I have an aggressive curl. It shows up every time I wash my hair, it gets bigger throughout the day grabbing more and more hair from the side of my head to incorporate into its cyclone-like spin, and it’s always in my face. Same spot. Same curl. And :::sigh:: I don’t want to get a haircut. 

In May, pre-Rwanda, I donated my fourth ponytail of 12-inches to Locks of Love. Locks of Love deems four ponytails as enough hair to make one wig for a child suffering from hair loss due to alopecia. (Said differently, 1x12-inch ponytail is only enough for 1/4 of a wig.) After donating my fourth ponytail, I decided that my “hair farm” of 15-years had been “over-farmed” and was thinning. Since the ponytails need to be organic (i.e. never dyed and undamaged by styling), I didn’t want to start taking hair growth supplements to continue the donation process… So, I was left this year with short curly hair, an upcoming move to a city with 100+ degree heat, an aggressive curl, and no desire to spend money on a haircut. What to do?

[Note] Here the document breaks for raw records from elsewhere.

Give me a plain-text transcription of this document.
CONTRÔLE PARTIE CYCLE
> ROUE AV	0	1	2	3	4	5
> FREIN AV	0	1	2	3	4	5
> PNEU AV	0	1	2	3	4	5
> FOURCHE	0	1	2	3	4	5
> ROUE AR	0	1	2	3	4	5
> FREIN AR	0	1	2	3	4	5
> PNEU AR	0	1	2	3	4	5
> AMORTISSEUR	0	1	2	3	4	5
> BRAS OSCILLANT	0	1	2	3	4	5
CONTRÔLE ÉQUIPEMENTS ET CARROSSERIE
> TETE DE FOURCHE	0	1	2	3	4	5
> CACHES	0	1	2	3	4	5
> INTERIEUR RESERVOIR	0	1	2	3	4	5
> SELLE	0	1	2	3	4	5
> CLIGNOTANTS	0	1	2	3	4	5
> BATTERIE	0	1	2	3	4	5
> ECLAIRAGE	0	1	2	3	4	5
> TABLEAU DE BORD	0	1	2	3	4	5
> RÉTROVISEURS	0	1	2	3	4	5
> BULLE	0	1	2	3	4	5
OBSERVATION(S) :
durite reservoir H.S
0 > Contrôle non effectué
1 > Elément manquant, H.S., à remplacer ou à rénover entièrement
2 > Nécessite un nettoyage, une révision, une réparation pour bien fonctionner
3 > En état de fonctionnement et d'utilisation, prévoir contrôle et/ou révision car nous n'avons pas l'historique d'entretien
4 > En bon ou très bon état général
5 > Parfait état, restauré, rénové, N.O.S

I’m doing nothing. (Still haven’t been to get my haircut… I will eventually, but not now.) Lucky for me, approximately 10-something years ago the love of my life said, “I like your curls better.” So I stopped my sporadic-straightening and went with “all curls, all the time.” Shortly thereafter my curly-haired older sister told me about DevaCurl and how I can better “embrace my curly hair” using their styling technique and products. Their methodology fascinated me. I’ll paraphrase it for you:

Own it. 

Resistance leads to acceptance: I have curly hair. It’s a part of me. People know me here in Dallas as the petite brunette with short curly hair (go figure, there aren’t many of my type here in town). I have to own that brand. For the past few weeks I’ve been fixated on this concept of trying to “own” my hair more. Do more of what I’ve been doing instead of less. Sally Hogshead would ask me: “How do I become more of my [curly haired] self?” For the past few weeks I struggled with my response. And then this past week I flipped my part and experienced what my mentor would say, “What want[ed] to happen here?” (originally from Alan Seale) Do you know what happened? My aggressive curl diffused itself. It showed me a side of my curly hair that I had never seen before. And, it stayed out of my eye a bit. But it was all me! No costly haircut, no change of product, no technique switch. Just a different spin on the same ol’ me.

Then I stood back from the mirror and I thought to myself… what really just happened? Well, for starters, I owned my petite brunette short curly hair brand. I didn’t, cut, color, or straighten it to be like other petite brunettes. I became more of what I already had. I owned it. 

And then I looked at my favorite brand that I struggled with a couple of weeks ago. What happened there? They didn’t own the unique facets of their brand: their competitive advantages.  They confused their loyal customers. They took their short curly hair and put on a purple pixie cut wig to try to compete with their “competitors.” But, it’s hard to own a “purple pixie cut” without being the person who has built the “purple pixie” brand presence.

In short: Own it. It’s easier, and less costly, than trying to be something you’re not.